Retoriek en realiteit
“De politiek bevindt zich altijd in een spanningsveld tussen retoriek en realiteit. Dat kan niet anders. Wie draagvlak wil maken voor beleid, wie beleid wil laten werken, moet laten zien de realiteit te kennen. Maar hij moet ook een perspectief kunnen schetsen, de suggestie van een oplossing voor reële problemen. Daarbij is de retoriek een onmisbaar hulpmiddel: zonder retoriek geen overtuiging.” Deze woorden sprak Han Noten, senator voor de PvdA in de Eerste Kamer. En hij vervolgde, wat oppositioneler:
“Dit kabinet is als geen van zijn voorgangers gebaseerd op retoriek. Veel retoriek, voorzitter, buitengewoon veel retoriek, maar waar is de realiteit?”

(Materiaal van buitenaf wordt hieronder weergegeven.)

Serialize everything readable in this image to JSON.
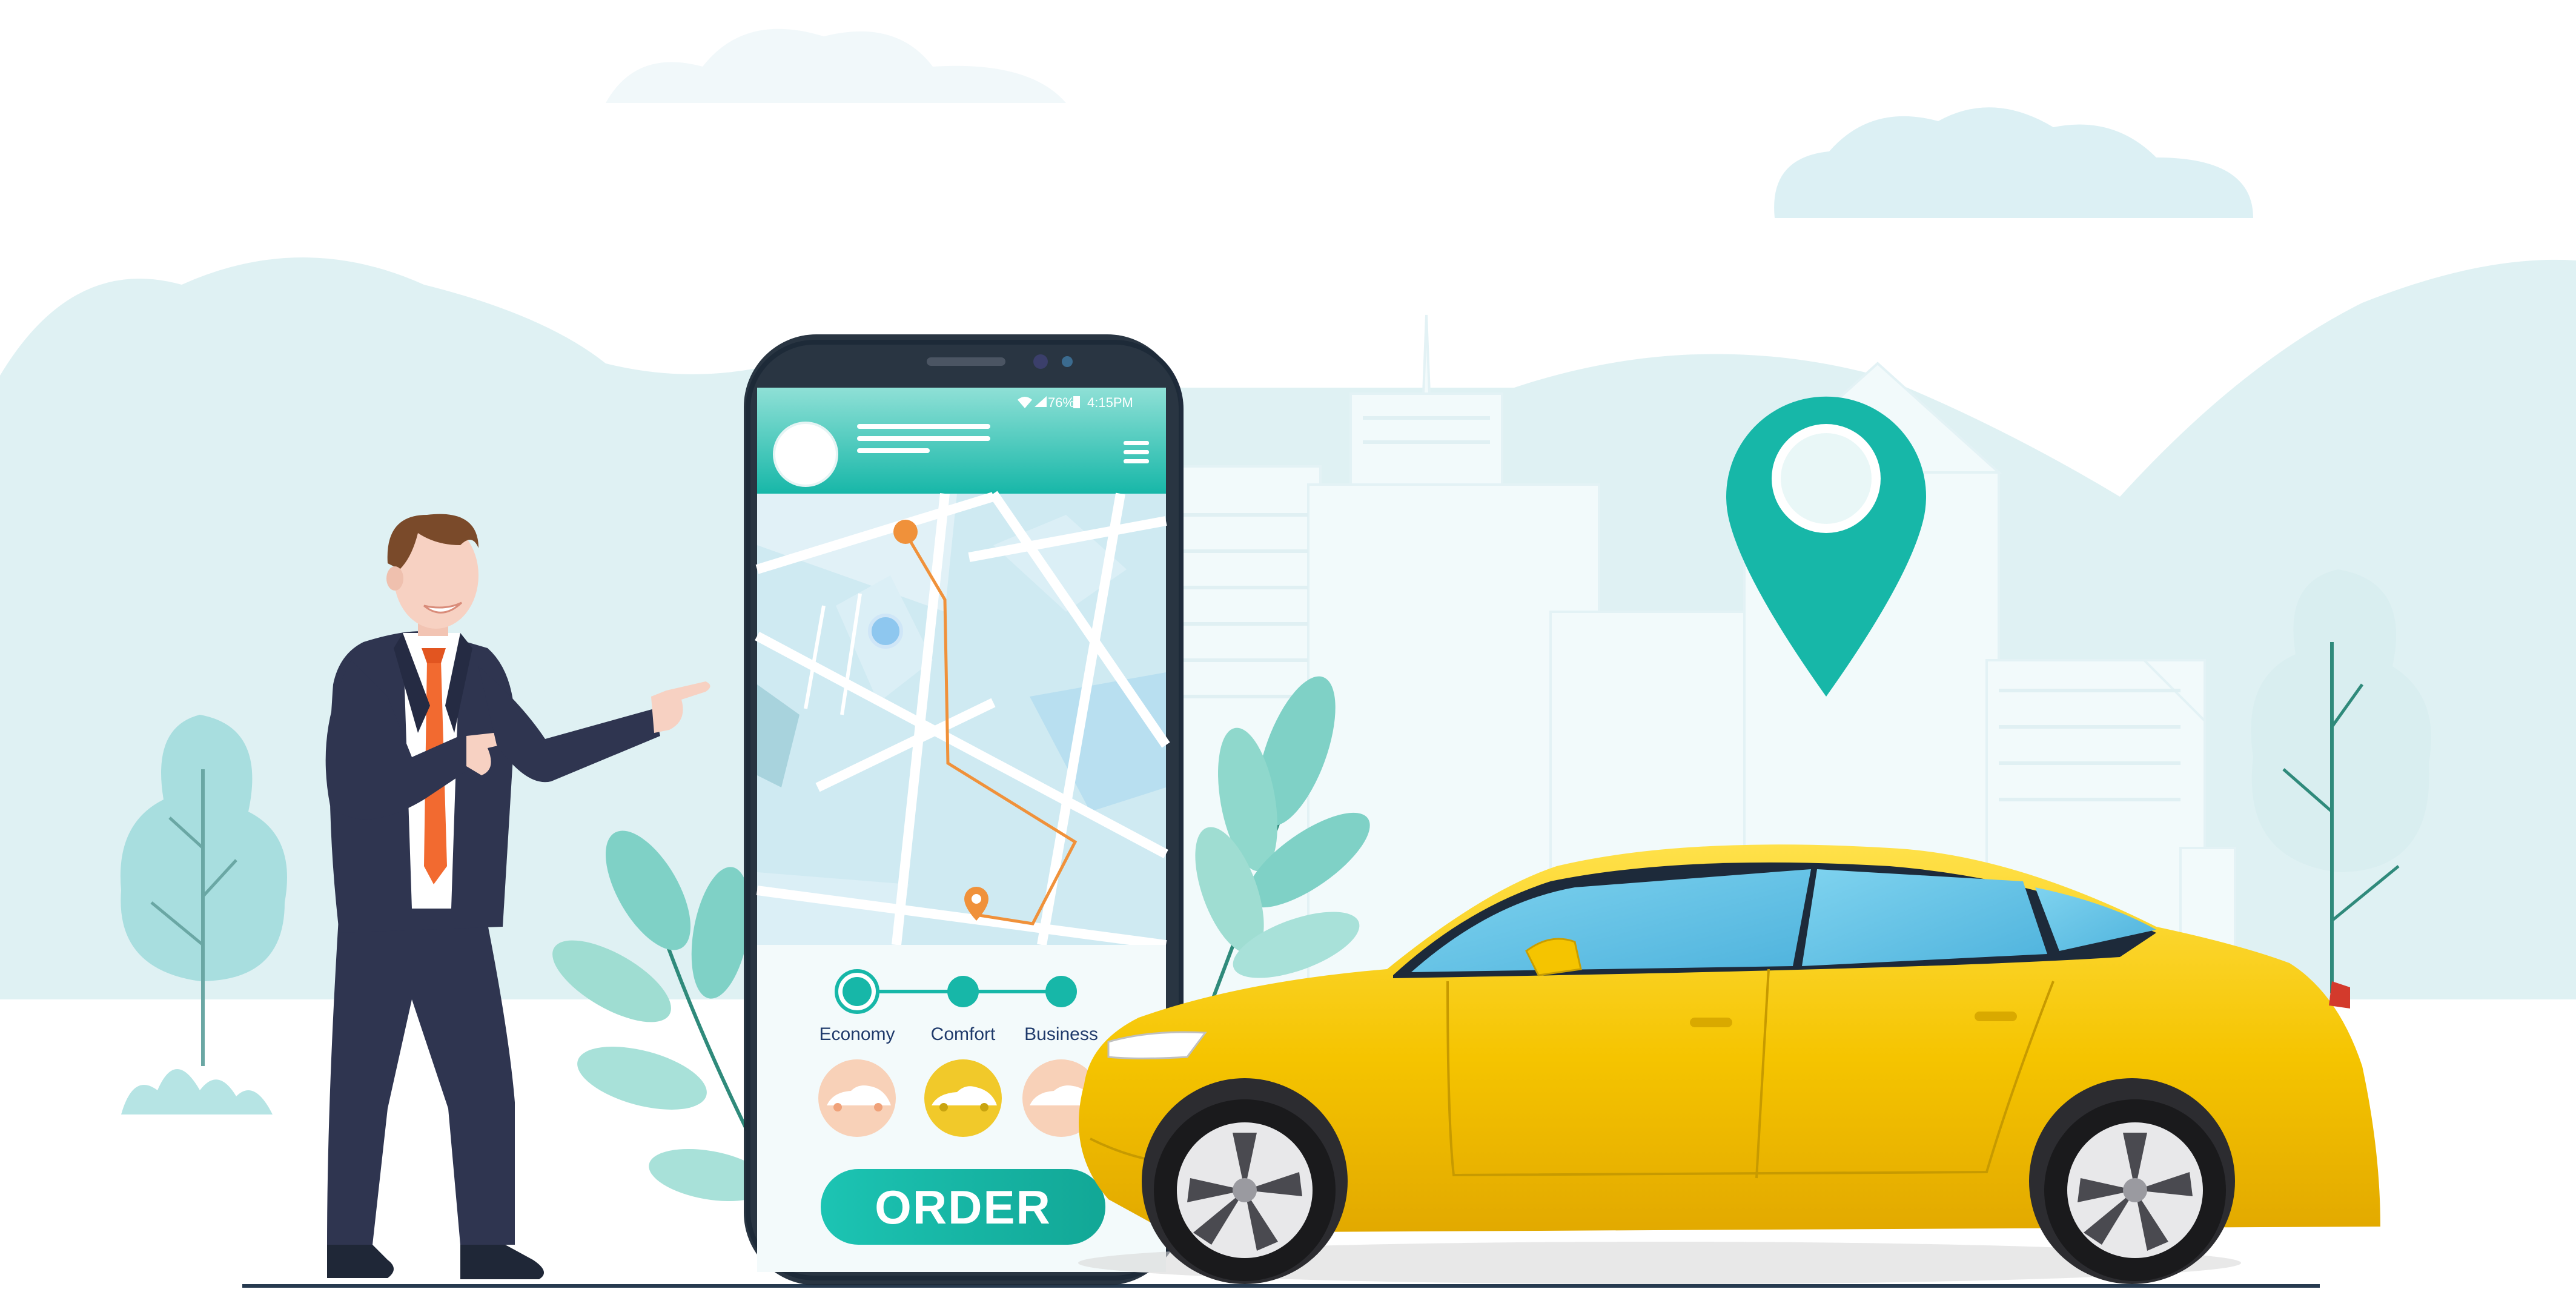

Politiek is taal. Die taal is er niet milder op geworden. Is dat slecht? Betrekkelijk: als Wilders een minister “knettergek” noemt, of een begroting “een flutstuk”, dan verheldert dat. Maar het wordt lastiger als wordt gedemoniseerd: Pim Fortuyn kon het niet navertellen, Theo van Gogh evenmin. De eerste provoceerde links, de tweede de Islam. Gestoorde gekken pleegden de moorden, zeiden we, om te vermijden dat zij de eerste gevallenen werden in een burgeroorlog. Als nasleep daarvan wordt Wilders nog steeds beveiligd en week Ayaan Hirsi Ali uit naar de USA. De schietpartij in Tucson had mogelijk ook iets te maken met de giftigheid van de politieke debatten in Amerika.